A Lei do Serviço Militar (Lei n.º 30/87, de 7 de Julho) considerava que “defesa da Pátria é dever e direito fundamental de todos os portugueses” e definia o serviço militar como “o contributo prestado por cada cidadão, no âmbito militar, à defesa da Pátria”. Considerava ainda que este devia “constituir um instrumento que vise a valorização cívica, cultural e física dos cidadãos que o cumprem”, ou seja, os cidadãos portugueses dos 18 aos 38 anos de idade.

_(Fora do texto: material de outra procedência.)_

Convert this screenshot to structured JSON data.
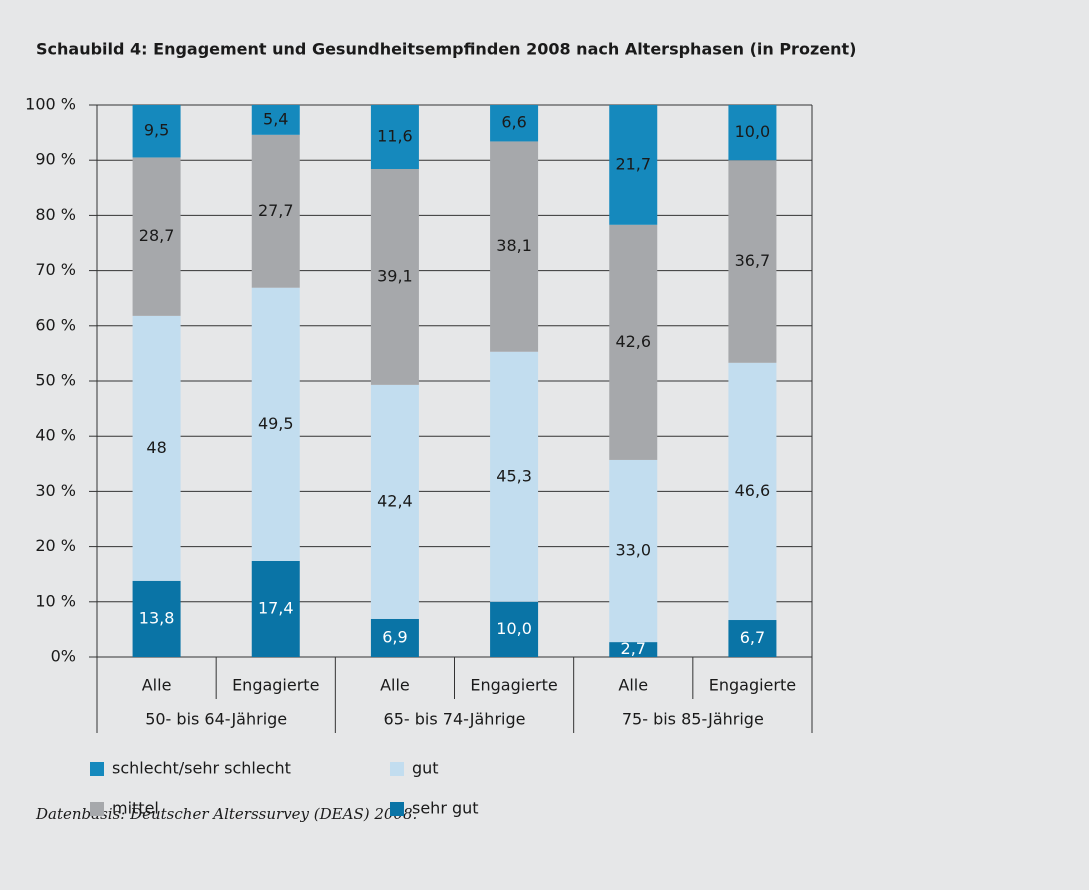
{
  "chart_data": {
    "type": "stacked_bar",
    "title": "Schaubild 4: Engagement und Gesundheitsempfinden 2008 nach Altersphasen (in Prozent)",
    "categories": [
      "Alle",
      "Engagierte",
      "Alle",
      "Engagierte",
      "Alle",
      "Engagierte"
    ],
    "groups": [
      "50- bis 64-Jährige",
      "65- bis 74-Jährige",
      "75- bis 85-Jährige"
    ],
    "series": [
      {
        "name": "sehr gut",
        "color": "#0a74a6",
        "values": [
          13.8,
          17.4,
          6.9,
          10.0,
          2.7,
          6.7
        ],
        "value_labels": [
          "13,8",
          "17,4",
          "6,9",
          "10,0",
          "2,7",
          "6,7"
        ]
      },
      {
        "name": "gut",
        "color": "#c2ddef",
        "values": [
          48,
          49.5,
          42.4,
          45.3,
          33.0,
          46.6
        ],
        "value_labels": [
          "48",
          "49,5",
          "42,4",
          "45,3",
          "33,0",
          "46,6"
        ]
      },
      {
        "name": "mittel",
        "color": "#a6a8ab",
        "values": [
          28.7,
          27.7,
          39.1,
          38.1,
          42.6,
          36.7
        ],
        "value_labels": [
          "28,7",
          "27,7",
          "39,1",
          "38,1",
          "42,6",
          "36,7"
        ]
      },
      {
        "name": "schlecht/sehr schlecht",
        "color": "#1589bd",
        "values": [
          9.5,
          5.4,
          11.6,
          6.6,
          21.7,
          10.0
        ],
        "value_labels": [
          "9,5",
          "5,4",
          "11,6",
          "6,6",
          "21,7",
          "10,0"
        ]
      }
    ],
    "ylim": [
      0,
      100
    ],
    "yticks": [
      {
        "value": 0,
        "label": "0%"
      },
      {
        "value": 10,
        "label": "10 %"
      },
      {
        "value": 20,
        "label": "20 %"
      },
      {
        "value": 30,
        "label": "30 %"
      },
      {
        "value": 40,
        "label": "40 %"
      },
      {
        "value": 50,
        "label": "50 %"
      },
      {
        "value": 60,
        "label": "60 %"
      },
      {
        "value": 70,
        "label": "70 %"
      },
      {
        "value": 80,
        "label": "80 %"
      },
      {
        "value": 90,
        "label": "90 %"
      },
      {
        "value": 100,
        "label": "100 %"
      }
    ],
    "grid": true,
    "note": "Datenbasis: Deutscher Alterssurvey (DEAS) 2008."
  }
}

Em 1999, com António Guterres como primeiro-ministro e Jorge Sampaio como Presidente da República, a Lei n.º 174/99, de 21 de Setembro, passou a considerar que “em tempo de paz, o serviço militar baseia-se no voluntariado” e estabeleceu o fim do SMO no prazo de quatro anos. Assim, em 2004, Portugal deixava de ter conscrição e a defesa nacional alterou-se significativamente.
“Um erro”
Em entrevista à Agência Lusa, o General Loureiro dos Santos criticou o fim do SMO, que considerou ter sido “um erro”, e defendeu o seu regresso. Para o antigo chefe do Estado-Maior do Exército, o SMO “é mais barato” do que a profissionalização”. Mas não só, Loureiro dos Santos considerou também que seria “mais fácil” constituir “forças complementares” que hoje em dia “praticamente não existem”. Alertou ainda para os perigos que actualmente existem, afirmando: “Se de repente houver as ameaças que agora andam à volta da Europa, que cercam a Europa por sul, sudeste e pelo leste, se se concretizarem com mais amplitude, não temos possibilidade de cooperar na resposta a essas ameaças com aquele grau de força que nos competiria fazer.”
Por fim, considerou que o fim do SMO “afastou um pouco as Forças Armadas da população”, que “deixa de entender a necessidade das Forças Armadas”.
“A caminho da indigência militar”
O DIABO falou com o Tenente-Coronel Piloto-Aviador Brandão Ferreira, que recordou que o fim do SMO, “em termos políticos, teve a ver com a queda do Muro de Berlim, em 1989, a partir da qual as pessoas acharam que já não havia ameaças e guerras”. Ao mesmo tempo, “a propaganda anti-militar, que não é anti-militarista, que campeou no Ocidente e em Portugal no seio de certa intelectualidade, nos ‘media’ e sobretudo nas juventudes partidárias, com excepção do PCP, que foi coerente com os princípios que defende”, também contribuiu para o fim do SMO. Este, segundo Brandão Ferreira, “começou a ser preparado no tempo do ministro Fernando Nogueira, no Governo de Cavaco Silva e é uma ideia desenvolvida no PSD, partido que se tem revelado o maior inimigo da instituição militar portuguesa”.
Quanto à oposição a esta alteração, respondeu: “Que me recorde, fui dos poucos a escrever contra o fim do SMO. Algo que considero que foi um crime de lesa-Pátria.”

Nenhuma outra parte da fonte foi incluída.